Tomiinek / Multilingual_Text_to_Speech

An implementation of Tacotron 2 that supports multilingual experiments with parameter-sharing, code-switching, and voice cloning.
MIT License
826 stars 157 forks source link

batchnorm1D on padded values results in large activation scaling #81

Closed kevjshih closed 1 year ago

kevjshih commented 1 year ago

https://github.com/Tomiinek/Multilingual_Text_to_Speech/blob/76e187a84913aba0e674a1c6b5f69175fb37148a/modules/layers.py#L78

Hi there! I'm not sure if you already handle this separately, but since the encoder appears to accept batches of variable-lengthed sequences with filler values, large disparities in sequence length will drastically reduce the per-channel sample variance, which results in batchnorm1D applying a large scalar to achieve zero mean standard norm outputs.

Tomiinek commented 1 year ago

Thank you for reporting the issue! :+1: You are right, do you have some measurements of the disparities? I do not maintain the code in this repo and I see only one solution: implementing a custom batch norm layer with support for ignoring the paddings like here for example.

kevjshih commented 1 year ago

Yep! No worries, just thought I'd bring it up in case you were interested.
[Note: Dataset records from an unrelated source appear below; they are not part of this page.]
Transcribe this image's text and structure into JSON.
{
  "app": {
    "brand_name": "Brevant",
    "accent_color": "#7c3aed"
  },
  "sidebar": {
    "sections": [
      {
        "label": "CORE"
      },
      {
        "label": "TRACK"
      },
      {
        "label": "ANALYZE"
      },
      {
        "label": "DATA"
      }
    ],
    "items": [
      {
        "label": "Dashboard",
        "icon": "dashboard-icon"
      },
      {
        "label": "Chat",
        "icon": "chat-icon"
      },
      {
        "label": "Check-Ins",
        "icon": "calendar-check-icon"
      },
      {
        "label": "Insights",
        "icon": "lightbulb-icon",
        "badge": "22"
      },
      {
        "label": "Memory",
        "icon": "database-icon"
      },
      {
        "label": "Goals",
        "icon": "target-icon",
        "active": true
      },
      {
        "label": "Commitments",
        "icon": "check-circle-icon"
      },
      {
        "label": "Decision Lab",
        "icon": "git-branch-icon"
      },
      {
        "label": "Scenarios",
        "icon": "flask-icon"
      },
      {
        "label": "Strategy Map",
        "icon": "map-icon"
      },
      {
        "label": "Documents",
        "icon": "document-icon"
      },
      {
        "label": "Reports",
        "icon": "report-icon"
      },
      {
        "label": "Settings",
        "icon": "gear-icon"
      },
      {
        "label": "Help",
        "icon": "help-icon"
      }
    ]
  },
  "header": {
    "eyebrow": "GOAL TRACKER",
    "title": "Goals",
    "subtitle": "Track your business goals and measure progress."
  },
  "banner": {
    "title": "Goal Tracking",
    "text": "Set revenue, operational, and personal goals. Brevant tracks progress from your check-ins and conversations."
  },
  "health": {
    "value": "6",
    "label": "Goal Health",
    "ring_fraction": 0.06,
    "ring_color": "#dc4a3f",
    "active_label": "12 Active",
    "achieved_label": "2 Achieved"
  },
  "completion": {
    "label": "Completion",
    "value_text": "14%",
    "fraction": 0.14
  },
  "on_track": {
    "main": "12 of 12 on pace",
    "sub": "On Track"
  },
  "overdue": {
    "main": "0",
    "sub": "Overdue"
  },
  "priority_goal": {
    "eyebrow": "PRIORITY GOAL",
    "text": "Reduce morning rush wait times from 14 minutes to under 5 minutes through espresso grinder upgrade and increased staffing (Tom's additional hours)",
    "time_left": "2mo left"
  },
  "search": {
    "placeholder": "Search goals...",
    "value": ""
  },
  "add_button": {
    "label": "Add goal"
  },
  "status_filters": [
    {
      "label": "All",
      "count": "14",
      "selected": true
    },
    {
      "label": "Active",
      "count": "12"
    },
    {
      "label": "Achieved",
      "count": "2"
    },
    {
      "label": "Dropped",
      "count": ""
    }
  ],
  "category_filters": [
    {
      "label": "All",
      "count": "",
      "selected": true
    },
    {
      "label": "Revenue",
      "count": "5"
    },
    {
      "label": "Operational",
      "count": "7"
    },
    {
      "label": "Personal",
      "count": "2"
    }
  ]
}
I can't really share my graphs directly, but we've tested with a masked implementation as you mentioned and found much better convergence rates and validation scores in general. Certainly better training stability, though it does mean that you might have to do a new search through learning rates.

stale[bot] commented 1 year ago

This issue has been automatically marked as stale because it has not had recent activity. It will be closed if no further activity occurs. Thank you for your contributions.